If you can remember mimeographed handouts and overhead projectors in school, you also know the old “My dog ate my homework” dodge — which has been rendered all but obsolete by the digital domain.

Well, with the exception of North Elementary School, maybe.

There, the homework can be edible, with the two-legged set doing the consuming.

Since 2011, the school on Chestnut Ridge Road has incorporated agriculture into its day-to-day.
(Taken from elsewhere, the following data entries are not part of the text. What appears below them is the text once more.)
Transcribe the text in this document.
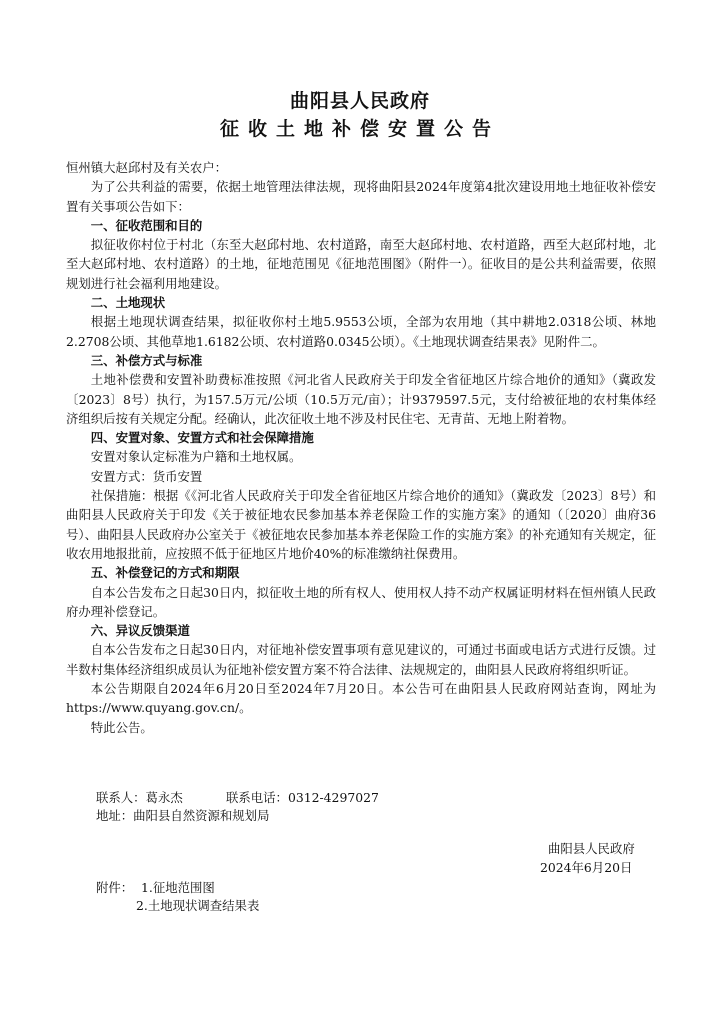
曲阳县人民政府
征收土地补偿安置公告

恒州镇大赵邱村及有关农户：

为了公共利益的需要，依据土地管理法律法规，现将曲阳县2024年度第4批次建设用地土地征收补偿安置有关事项公告如下：

一、征收范围和目的

拟征收你村位于村北（东至大赵邱村地、农村道路，南至大赵邱村地、农村道路，西至大赵邱村地，北至大赵邱村地、农村道路）的土地，征地范围见《征地范围图》（附件一）。征收目的是公共利益需要，依照规划进行社会福利用地建设。

二、土地现状

根据土地现状调查结果，拟征收你村土地5.9553公顷，全部为农用地（其中耕地2.0318公顷、林地2.2708公顷、其他草地1.6182公顷、农村道路0.0345公顷）。《土地现状调查结果表》见附件二。

三、补偿方式与标准

土地补偿费和安置补助费标准按照《河北省人民政府关于印发全省征地区片综合地价的通知》（冀政发〔2023〕8号）执行，为157.5万元/公顷（10.5万元/亩）；计9379597.5元，支付给被征地的农村集体经济组织后按有关规定分配。经确认，此次征收土地不涉及村民住宅、无青苗、无地上附着物。

四、安置对象、安置方式和社会保障措施

安置对象认定标准为户籍和土地权属。

安置方式：货币安置

社保措施：根据《《河北省人民政府关于印发全省征地区片综合地价的通知》（冀政发〔2023〕8号）和曲阳县人民政府关于印发《关于被征地农民参加基本养老保险工作的实施方案》的通知（〔2020〕曲府36号）、曲阳县人民政府办公室关于《被征地农民参加基本养老保险工作的实施方案》的补充通知有关规定，征收农用地报批前，应按照不低于征地区片地价40%的标准缴纳社保费用。

五、补偿登记的方式和期限

自本公告发布之日起30日内，拟征收土地的所有权人、使用权人持不动产权属证明材料在恒州镇人民政府办理补偿登记。

六、异议反馈渠道

自本公告发布之日起30日内，对征地补偿安置事项有意见建议的，可通过书面或电话方式进行反馈。过半数村集体经济组织成员认为征地补偿安置方案不符合法律、法规规定的，曲阳县人民政府将组织听证。

本公告期限自2024年6月20日至2024年7月20日。本公告可在曲阳县人民政府网站查询，网址为https://www.quyang.gov.cn/。

特此公告。

联系人：葛永杰	联系电话：0312-4297027
地址：曲阳县自然资源和规划局
曲阳县人民政府
2024年6月20日
附件： 1.征地范围图
2.土地现状调查结果表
That was the year WVU professor and master gardener Jim Rye planted a seed for a grant that led to a plot for a humble vegetable garden. The enterprise took root and never stopped growing.
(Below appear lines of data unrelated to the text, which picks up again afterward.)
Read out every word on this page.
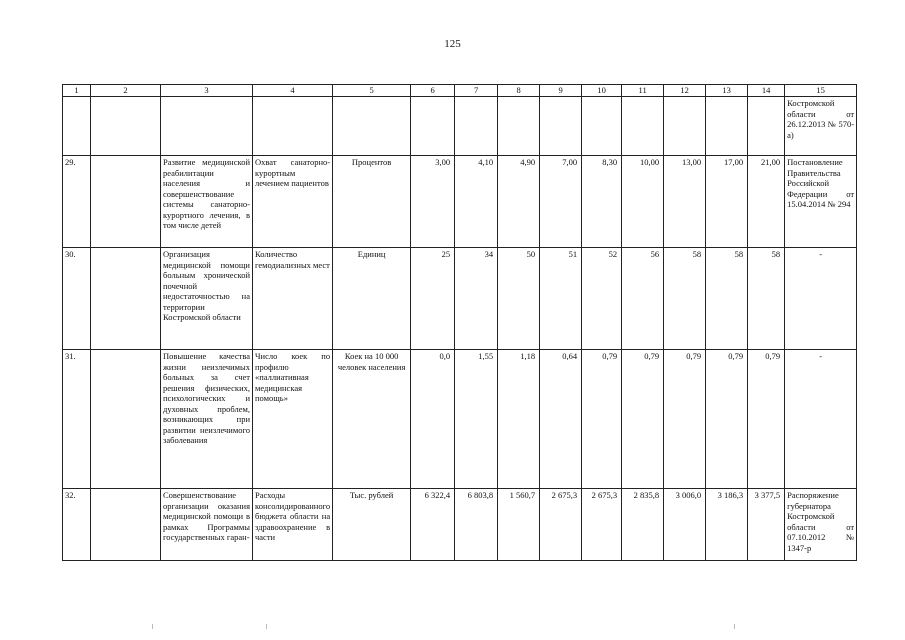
125
1	2	3	4	5	6	7	8	9	10	11	12	13	14	15
														Костромской области от 26.12.2013 № 570-а)
29.		Развитие медицинской реабилитации населения и совершенствование системы санаторно-курортного лечения, в том числе детей	Охват санаторно-курортным лечением пациентов	Процентов	3,00	4,10	4,90	7,00	8,30	10,00	13,00	17,00	21,00	Постановление Правительства Российской Федерации от 15.04.2014 № 294
30.		Организация медицинской помощи больным хронической почечной недостаточностью на территории Костромской области	Количество гемодиализных мест	Единиц	25	34	50	51	52	56	58	58	58	-
31.		Повышение качества жизни неизлечимых больных за счет решения физических, психологических и духовных проблем, возникающих при развитии неизлечимого заболевания	Число коек по профилю «паллиативная медицинская помощь»	Коек на 10 000 человек населения	0,0	1,55	1,18	0,64	0,79	0,79	0,79	0,79	0,79	-
32.		Совершенствование организации оказания медицинской помощи в рамках Программы государственных гаран-	Расходы консолидированного бюджета области на здравоохранение в части	Тыс. рублей	6 322,4	6 803,8	1 560,7	2 675,3	2 675,3	2 835,8	3 006,0	3 186,3	3 377,5	Распоряжение губернатора Костромской области от 07.10.2012 № 1347-р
These days, the garden encompasses about an acre on North’s campus.

Student-grown crops often end up on the lunch menu.

Teachers use the garden to harvest lesson plans on everything from photosynthesis to colonial history.

And nine years ago, a group of students from North traveled to the White House to chop carrots and make turkey wraps with Michelle Obama.

North Principal Natalie Webb, meanwhile, has enjoyed watching the nutritional awareness take root at the school.

“We found out that if our kids grow it, they’ll be more inclined to actually want to eat it,” she said after the Washington, D.C., visit.

This month, the garden at North Elementary has yielded another intellectual crop: AmeriCorps volunteers McKenna Moser and Ryan Aronckes are digging in with the project.

Moser, a WVU elementary education major from McMurray, Pa., is serving as outreach coordinator for North’s agrarian effort. Her responsibilities include grant-writing and fundraising.

In his role as garden manager, Aronckes will tend to crop maintenance, while developing new courses around the agriculture industry’s “garden to classroom” mission. The Pittsburgh native is carrying a double major at WVU: wildlife and fisheries resources and sustainable food and farming.

Moser comes to North by way of “West Virginia’s Promise — the Alliance for Youth” division of AmeriCorps.

Aronckes is working through AmeriCorps’ LifeBridge community outreach program.